[ExI] future of warfare again, was: RE: Forking
anders at aleph.se
Mon Jan 2 13:03:02 UTC 2012
On 2012-01-01 18:04, spike wrote:
> Agreed, but the focus of the more sophisticated modern war machinery,
> isn’t aimed at the personnel, but rather the other machines of war. The
> modern warrior has nothing against the adversary’s guys. They can have
> as many guys as they want, for without the sophisticated mechanisms of
> warfare, they are as harmless as an army of kittens.
Yes and no.
In high-school one of my friends, Fredrik, was a would-be military
officer. Just as I knew I would become a scientist of some kind he was
planning out his straight-arrow military career. We had a long running
argument about the future of the military: I was pointing out that
robotic or drone warfare would eventually become possible and more or
less take over the field, leaving the military as a bunch of nerds at
keyboards. He countered with "You are always going to need a guy on the
ground with a rifle".
He had a point. As shock and awe demonstrated, high-tech can wipe out a
low-tech military infrastructure. Drone warfare can hit enemy
concentrations and individuals with reasonable precision. But these
tools cannot occupy a country: maintaining civil order, gaining human
intelligence, instilling trust for whatever institutions you are trying
to set up, that requires personal interactions... and those guys with
rifles. Some of the more obvious failures in recent Middle East
conflicts have been due to the discrepancy between overwhelming
projectable force and lack of "social" interfacing.
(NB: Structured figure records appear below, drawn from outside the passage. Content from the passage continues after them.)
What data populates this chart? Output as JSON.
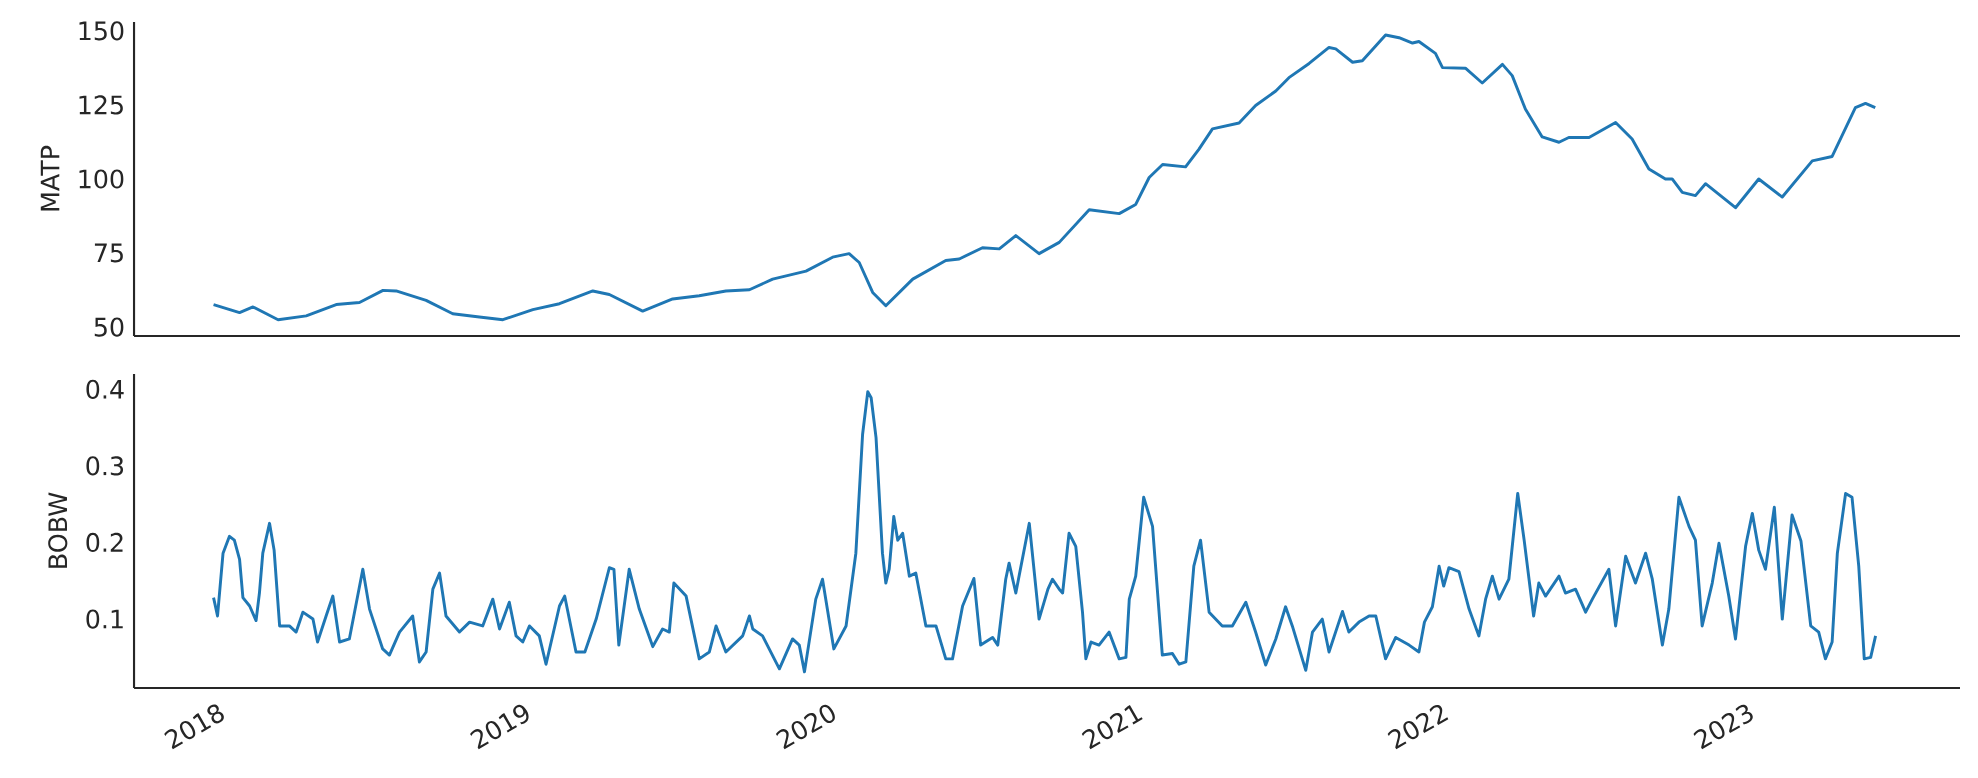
{
  "chart_data": [
    {
      "type": "line",
      "ylabel": "MATP",
      "color": "#1f77b4",
      "xlim": [
        2017.74,
        2023.71
      ],
      "xticks": [
        2018,
        2019,
        2020,
        2021,
        2022,
        2023
      ],
      "ylim": [
        47,
        153
      ],
      "yticks": [
        50,
        75,
        100,
        125,
        150
      ],
      "tick_labels": "y",
      "x": [
        2018.0,
        2018.085,
        2018.129,
        2018.211,
        2018.303,
        2018.401,
        2018.477,
        2018.554,
        2018.597,
        2018.695,
        2018.782,
        2018.869,
        2018.946,
        2019.044,
        2019.131,
        2019.24,
        2019.294,
        2019.403,
        2019.501,
        2019.588,
        2019.675,
        2019.752,
        2019.828,
        2019.937,
        2020.024,
        2020.078,
        2020.111,
        2020.155,
        2020.198,
        2020.286,
        2020.394,
        2020.438,
        2020.514,
        2020.569,
        2020.623,
        2020.699,
        2020.765,
        2020.863,
        2020.961,
        2021.015,
        2021.059,
        2021.103,
        2021.178,
        2021.222,
        2021.266,
        2021.353,
        2021.407,
        2021.473,
        2021.516,
        2021.582,
        2021.647,
        2021.669,
        2021.724,
        2021.756,
        2021.832,
        2021.876,
        2021.92,
        2021.941,
        2021.995,
        2022.018,
        2022.093,
        2022.148,
        2022.214,
        2022.246,
        2022.289,
        2022.344,
        2022.399,
        2022.431,
        2022.497,
        2022.584,
        2022.638,
        2022.693,
        2022.747,
        2022.769,
        2022.802,
        2022.845,
        2022.878,
        2022.976,
        2023.052,
        2023.129,
        2023.227,
        2023.292,
        2023.368,
        2023.401,
        2023.433
      ],
      "values": [
        57.6,
        54.9,
        56.8,
        52.5,
        53.8,
        57.6,
        58.3,
        62.4,
        62.2,
        59.0,
        54.5,
        53.4,
        52.5,
        55.9,
        57.9,
        62.2,
        61.0,
        55.4,
        59.5,
        60.6,
        62.2,
        62.6,
        66.2,
        68.9,
        73.6,
        74.8,
        71.8,
        61.7,
        57.2,
        66.2,
        72.5,
        73.0,
        76.8,
        76.4,
        80.9,
        74.8,
        78.6,
        89.6,
        88.3,
        91.4,
        100.5,
        104.9,
        104.1,
        110.1,
        116.9,
        118.9,
        124.8,
        129.7,
        134.2,
        139.0,
        144.4,
        143.9,
        139.4,
        139.9,
        148.6,
        147.7,
        145.9,
        146.4,
        142.4,
        137.6,
        137.4,
        132.4,
        138.7,
        134.9,
        123.6,
        114.2,
        112.4,
        114.0,
        114.0,
        119.1,
        113.5,
        103.4,
        100.0,
        100.0,
        95.5,
        94.4,
        98.4,
        90.3,
        100.0,
        93.9,
        106.1,
        107.6,
        124.1,
        125.5,
        124.1
      ]
    },
    {
      "type": "line",
      "ylabel": "BOBW",
      "color": "#1f77b4",
      "xlim": [
        2017.74,
        2023.71
      ],
      "xticks": [
        2018,
        2019,
        2020,
        2021,
        2022,
        2023
      ],
      "ylim": [
        0.01,
        0.42
      ],
      "yticks": [
        0.1,
        0.2,
        0.3,
        0.4
      ],
      "x": [
        2018.0,
        2018.013,
        2018.031,
        2018.052,
        2018.068,
        2018.085,
        2018.096,
        2018.118,
        2018.139,
        2018.15,
        2018.161,
        2018.183,
        2018.198,
        2018.216,
        2018.248,
        2018.27,
        2018.292,
        2018.325,
        2018.34,
        2018.368,
        2018.39,
        2018.412,
        2018.444,
        2018.488,
        2018.51,
        2018.553,
        2018.575,
        2018.608,
        2018.651,
        2018.673,
        2018.695,
        2018.717,
        2018.739,
        2018.76,
        2018.804,
        2018.837,
        2018.88,
        2018.913,
        2018.935,
        2018.967,
        2018.989,
        2019.011,
        2019.033,
        2019.065,
        2019.087,
        2019.131,
        2019.148,
        2019.185,
        2019.214,
        2019.251,
        2019.294,
        2019.309,
        2019.325,
        2019.359,
        2019.392,
        2019.436,
        2019.468,
        2019.49,
        2019.505,
        2019.545,
        2019.588,
        2019.621,
        2019.643,
        2019.675,
        2019.73,
        2019.752,
        2019.763,
        2019.795,
        2019.85,
        2019.893,
        2019.915,
        2019.932,
        2019.969,
        2019.991,
        2020.028,
        2020.068,
        2020.1,
        2020.122,
        2020.139,
        2020.15,
        2020.166,
        2020.187,
        2020.198,
        2020.209,
        2020.224,
        2020.237,
        2020.253,
        2020.275,
        2020.296,
        2020.329,
        2020.362,
        2020.394,
        2020.416,
        2020.449,
        2020.486,
        2020.508,
        2020.547,
        2020.564,
        2020.59,
        2020.601,
        2020.623,
        2020.667,
        2020.699,
        2020.728,
        2020.743,
        2020.765,
        2020.776,
        2020.797,
        2020.819,
        2020.841,
        2020.852,
        2020.869,
        2020.895,
        2020.928,
        2020.961,
        2020.983,
        2020.994,
        2021.015,
        2021.041,
        2021.07,
        2021.102,
        2021.135,
        2021.157,
        2021.179,
        2021.205,
        2021.227,
        2021.255,
        2021.298,
        2021.331,
        2021.375,
        2021.407,
        2021.44,
        2021.473,
        2021.505,
        2021.527,
        2021.571,
        2021.593,
        2021.625,
        2021.647,
        2021.691,
        2021.712,
        2021.745,
        2021.778,
        2021.8,
        2021.832,
        2021.865,
        2021.909,
        2021.941,
        2021.959,
        2021.985,
        2022.007,
        2022.022,
        2022.039,
        2022.072,
        2022.105,
        2022.137,
        2022.159,
        2022.181,
        2022.203,
        2022.235,
        2022.264,
        2022.285,
        2022.316,
        2022.333,
        2022.355,
        2022.399,
        2022.42,
        2022.453,
        2022.486,
        2022.508,
        2022.562,
        2022.584,
        2022.617,
        2022.649,
        2022.682,
        2022.704,
        2022.737,
        2022.758,
        2022.791,
        2022.824,
        2022.845,
        2022.867,
        2022.9,
        2022.922,
        2022.954,
        2022.976,
        2023.009,
        2023.031,
        2023.052,
        2023.074,
        2023.103,
        2023.129,
        2023.161,
        2023.19,
        2023.222,
        2023.248,
        2023.27,
        2023.292,
        2023.309,
        2023.336,
        2023.357,
        2023.379,
        2023.397,
        2023.418,
        2023.434
      ],
      "values": [
        0.128,
        0.104,
        0.186,
        0.208,
        0.203,
        0.178,
        0.128,
        0.117,
        0.098,
        0.134,
        0.186,
        0.225,
        0.19,
        0.091,
        0.091,
        0.083,
        0.109,
        0.1,
        0.07,
        0.104,
        0.13,
        0.07,
        0.074,
        0.165,
        0.113,
        0.061,
        0.053,
        0.083,
        0.104,
        0.044,
        0.057,
        0.139,
        0.16,
        0.104,
        0.083,
        0.096,
        0.091,
        0.126,
        0.087,
        0.122,
        0.078,
        0.07,
        0.091,
        0.078,
        0.041,
        0.117,
        0.13,
        0.057,
        0.057,
        0.1,
        0.167,
        0.165,
        0.066,
        0.165,
        0.113,
        0.064,
        0.087,
        0.083,
        0.147,
        0.13,
        0.048,
        0.057,
        0.091,
        0.057,
        0.078,
        0.104,
        0.087,
        0.078,
        0.035,
        0.074,
        0.066,
        0.031,
        0.126,
        0.152,
        0.061,
        0.091,
        0.186,
        0.341,
        0.397,
        0.389,
        0.337,
        0.186,
        0.147,
        0.165,
        0.234,
        0.203,
        0.212,
        0.156,
        0.16,
        0.091,
        0.091,
        0.048,
        0.048,
        0.117,
        0.153,
        0.066,
        0.076,
        0.066,
        0.152,
        0.173,
        0.134,
        0.225,
        0.1,
        0.139,
        0.152,
        0.139,
        0.134,
        0.212,
        0.195,
        0.109,
        0.048,
        0.07,
        0.066,
        0.083,
        0.048,
        0.05,
        0.126,
        0.156,
        0.259,
        0.221,
        0.053,
        0.055,
        0.041,
        0.044,
        0.169,
        0.203,
        0.109,
        0.091,
        0.091,
        0.122,
        0.083,
        0.04,
        0.074,
        0.116,
        0.091,
        0.033,
        0.083,
        0.1,
        0.057,
        0.11,
        0.083,
        0.096,
        0.104,
        0.104,
        0.048,
        0.076,
        0.066,
        0.057,
        0.096,
        0.116,
        0.169,
        0.143,
        0.167,
        0.162,
        0.113,
        0.078,
        0.126,
        0.156,
        0.126,
        0.152,
        0.264,
        0.203,
        0.104,
        0.147,
        0.13,
        0.156,
        0.134,
        0.139,
        0.109,
        0.126,
        0.165,
        0.091,
        0.182,
        0.147,
        0.186,
        0.152,
        0.066,
        0.113,
        0.259,
        0.221,
        0.203,
        0.091,
        0.147,
        0.199,
        0.13,
        0.074,
        0.195,
        0.238,
        0.19,
        0.165,
        0.246,
        0.1,
        0.236,
        0.202,
        0.091,
        0.083,
        0.048,
        0.07,
        0.186,
        0.264,
        0.259,
        0.169,
        0.048,
        0.05,
        0.078
      ]
    }
  ]
}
It might be possible to enhance the guy with the rifle. Perhaps drone
infantry will appear in the next few decades ("I'm the neighborhood
soldier of Tohid Square. I patrol 9 to 5 US time, very convenient for
me. Sure, occasionally my bodies gets blown up, but it is mostly a
budget problem...") Maybe they can be networked in smarter ways, like in
Adam Robert's "New Model Army" (an anarchist ultra-flexible wiki-army).
Or ubiquitous surveillance systems can be used. But it still seems that
this is a major bottleneck since the complexity of the tasks is orders
of magnitude higher than in the direct attack phase.
The essence of attacking something is to prevent its function. This can
be surgical, with minimal effects on the surroundings or unrelated
functions, but you need to have plenty of information about the target
and its state. This is why maximizing the entropy of a target is so much
easier as an attack mode: you do not need much information, and hence
the attack is likelier to succeed in low-information or adversarial
information environments. We have nearly maxed out our ability to apply
entropy: the remaining big frontier is precision.
The real aim of attacking stuff is of course control. It has the same
problem in terms of information as destruction. Typically warfare aims
at prevening the function of defenses/offenses, and then tilting the
utility function of the enemy using threats so that enemies now behave
as you would like them to. When this works you effectively turn enemies
into parts of your system since they now make use of information they
know but would be hard for you to come into possession of to do things
you order. The problem is of course that you are not necessarily
changing their utilities with your threats well enough (too small
threat, too different base utility, lack of information), and you now
have to handle an unreliable system. I am reminded of the issue of
"weird machines" in computer science,
http://boingboing.net/2011/12/28/linguistics-turing-completene.html - an
occupying force are essentially interfacing with an unsecured system.
Figuring out the control problem is the *real* challenge for future
armies - the guy with the rifle is there to ensure a certain range of
behavior on the microscale. But as the above linked talk suggests, this
is likely a computationally infeasible problem. You can likely solve it
better than currently, but it can never be solved generally - and you
cannot ever be sure your solution doesn't contain some exploitable flaw.